Los dos novios miraron a sus rivales muy serios. Y de repente Ranma besó a su novia en el cuello, y ella se estremeció, le gustó ese beso. Pero darlo delante de todos era una provocación y un aviso. Estaba avisando que Akane era su elegida y no la dejaría por nada y por nadie… ni se la cedería a nadie.
-Esta conversación ha acabado, es una idiotez sin sentido seguir hablando con gente que sólo escucha su propia opinión. No me voy a cansar hablando en vano. - dijo el joven- Entremos, tengo hambre y quiero ducharme. Tenemos mucho que contar… - y miró a sus padres y a Soun. El tío de Akane les contó ciertos secretos sobre sus familias y los dos jóvenes querían saber la verdad. -y que nos cuenten, ciertas cosas que hemos descubierto- los dos hombres se pusieron blancos. Ranma le tendió la mano a Akane y está la aceptó. - Vamos preciosa, que aquí fuera no hay nada importante. - ella lo miró y asintió.
-Tienes razón, el viaje ha sido largo y cansado. Y aún queda para que podamos descansar. Aquí quitando nuestra familia hoy hay nadie que nos importe.
Los dos jóvenes entraron en el dojo, sin volver a mirarlos, dejando a todos sorprendidos. Poco después entró su familia, siendo la ultima Nabiki. Que se giró a los seis jóvenes y encogió los hombros.
-Nabiki… ¿puedes ayudarnos? - pidió Kuno- no deben seguir juntos, debes ayudarnos a separarlos
-Lo siento, pero no puedo. Acabo de dejar el negocio. Yo de vosotros los dejaría en paz – entró en el dojo y cerró la puerta. Dejando a los seis rivales solos y estupefactos, no se esperaban que los dos chicos los despreciasen.
Dentro del dojo, la familia de los dos jóvenes tenía muchas preguntas que hacerles a sus padres y estos a los dos chicos. Todo había cambiado, ya nada volvería a ser como antes. Los dos novios encaraban el futuro con optimismo… pero también con prudencia.
Fin.
Nota de autor:
El tío y los primos de Akane, son los mismos personajes que en "Falsas esperanza", pero en esta historia no tienen la misma personalidad, por decirlo de una forma están en el lado luminoso.
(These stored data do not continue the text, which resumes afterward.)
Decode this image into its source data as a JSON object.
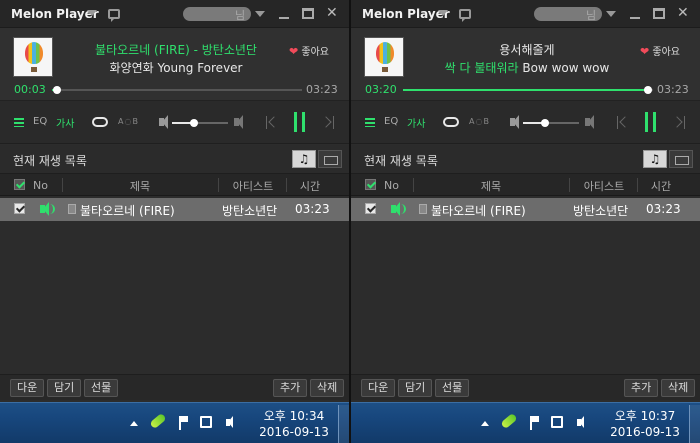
{
  "windows": [
    {
      "app_title": "Melon Player",
      "user_suffix": "님",
      "song": {
        "line1": "불타오르네 (FIRE) - 방탄소년단",
        "line2": "화양연화 Young Forever",
        "line1_color": "green",
        "line2_color": "white"
      },
      "like_label": "좋아요",
      "time_current": "00:03",
      "time_total": "03:23",
      "progress_percent": 2,
      "volume_percent": 40,
      "eq_label": "EQ",
      "lyrics_label": "가사",
      "ab_label": "A◌B",
      "playlist": {
        "title": "현재 재생 목록",
        "columns": {
          "no": "No",
          "title": "제목",
          "artist": "아티스트",
          "time": "시간"
        },
        "tracks": [
          {
            "title": "불타오르네 (FIRE)",
            "artist": "방탄소년단",
            "time": "03:23"
          }
        ]
      },
      "bottom_buttons": {
        "play": "다운",
        "add_to": "담기",
        "gift": "선물",
        "add": "추가",
        "delete": "삭제"
      },
      "taskbar": {
        "time": "오후 10:34",
        "date": "2016-09-13"
      }
    },
    {
      "app_title": "Melon Player",
      "user_suffix": "님",
      "song": {
        "line1": "용서해줄게",
        "line2_green": "싹 다 불태워라",
        "line2_white": " Bow wow wow"
      },
      "like_label": "좋아요",
      "time_current": "03:20",
      "time_total": "03:23",
      "progress_percent": 98,
      "volume_percent": 40,
      "eq_label": "EQ",
      "lyrics_label": "가사",
      "ab_label": "A◌B",
      "playlist": {
        "title": "현재 재생 목록",
        "columns": {
          "no": "No",
          "title": "제목",
          "artist": "아티스트",
          "time": "시간"
        },
        "tracks": [
          {
            "title": "불타오르네 (FIRE)",
            "artist": "방탄소년단",
            "time": "03:23"
          }
        ]
      },
      "bottom_buttons": {
        "play": "다운",
        "add_to": "담기",
        "gift": "선물",
        "add": "추가",
        "delete": "삭제"
      },
      "taskbar": {
        "time": "오후 10:37",
        "date": "2016-09-13"
      }
    }
  ],
  "colors": {
    "accent": "#2fe06d",
    "heart": "#f14b5a",
    "taskbar": "#17467c"
  },
  "icons": [
    "chat-icon",
    "minimize-icon",
    "mini-mode-icon",
    "close-icon",
    "heart-icon",
    "playlist-icon",
    "repeat-icon",
    "volume-icon",
    "prev-icon",
    "pause-icon",
    "next-icon",
    "music-tab-icon",
    "video-tab-icon",
    "checkbox-icon",
    "speaker-icon",
    "document-icon",
    "tray-up-icon",
    "melon-tray-icon",
    "flag-icon",
    "network-icon",
    "tray-volume-icon"
  ]
}
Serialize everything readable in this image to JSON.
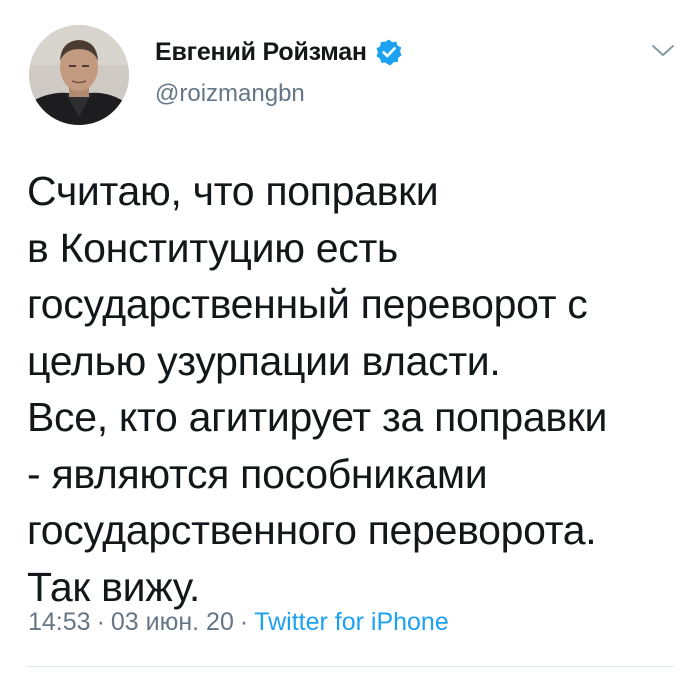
{
  "author": {
    "display_name": "Евгений Ройзман",
    "handle": "@roizmangbn",
    "verified": true,
    "avatar_icon": "profile-photo"
  },
  "menu_icon": "chevron-down-icon",
  "tweet": {
    "lines": [
      "Считаю, что поправки",
      "в Конституцию есть",
      "государственный переворот с",
      "целью узурпации власти.",
      "Все, кто агитирует за поправки",
      "- являются пособниками",
      "государственного переворота.",
      "Так вижу."
    ]
  },
  "meta": {
    "time": "14:53",
    "date": "03 июн. 20",
    "separator": "·",
    "source": "Twitter for iPhone"
  },
  "colors": {
    "text": "#14171a",
    "secondary": "#657786",
    "accent": "#1da1f2",
    "divider": "#e1e8ed"
  }
}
Saben secretos de los Tendo y Saotome y se los contarán a los jóvenes.
Insinúo que Nabiki es hija de Genma y de alguien más, y por lo tanto hermana de Ranma y prima de Akane y Kasumi. Genma antes de tener a Ranma y casarse con Nodoka tuvo una relación con una hermana de la madre de Akane, o con una hermana de Soun. La autentica madre de Nabiki murió en el parto y Soun adoptó a su sobrina, en ningún caso quise liar a Genma con la madre de Akane. Siempre me ha parecido que Nabiki es más parecida a Genma, en su personalidad, que a Soun, por eso lo puse en esta historia.
Reviews del capítulo 9:
Ranma84: El Capitulo "Premio...robado" era uno de los sueños de capítulo "Ilusiones" de "Ranma y Akane a la fuga". Como otros de los sueños los saque de esa historia y los subir de forma independiente. Lo que hicieron durante esas vacaciones, es un secreto... pero no sólo disfrutaron fuera del hotel... en la habitación que compartieron también lo hicieron... en el capitulo que iba detrás de este, en "Ilusiones" se insinúa que hicieron.
Haruri Saotome y nancyricoleon : Parece que me guste castigar a Nabiki, no es la primera historia, ni será la última, que hago que Ranma y Akane se lancen sobre ella sin piedad y no serán los únicos que lo hagan. Nabiki como los dos patriacas se merecen una buena lección.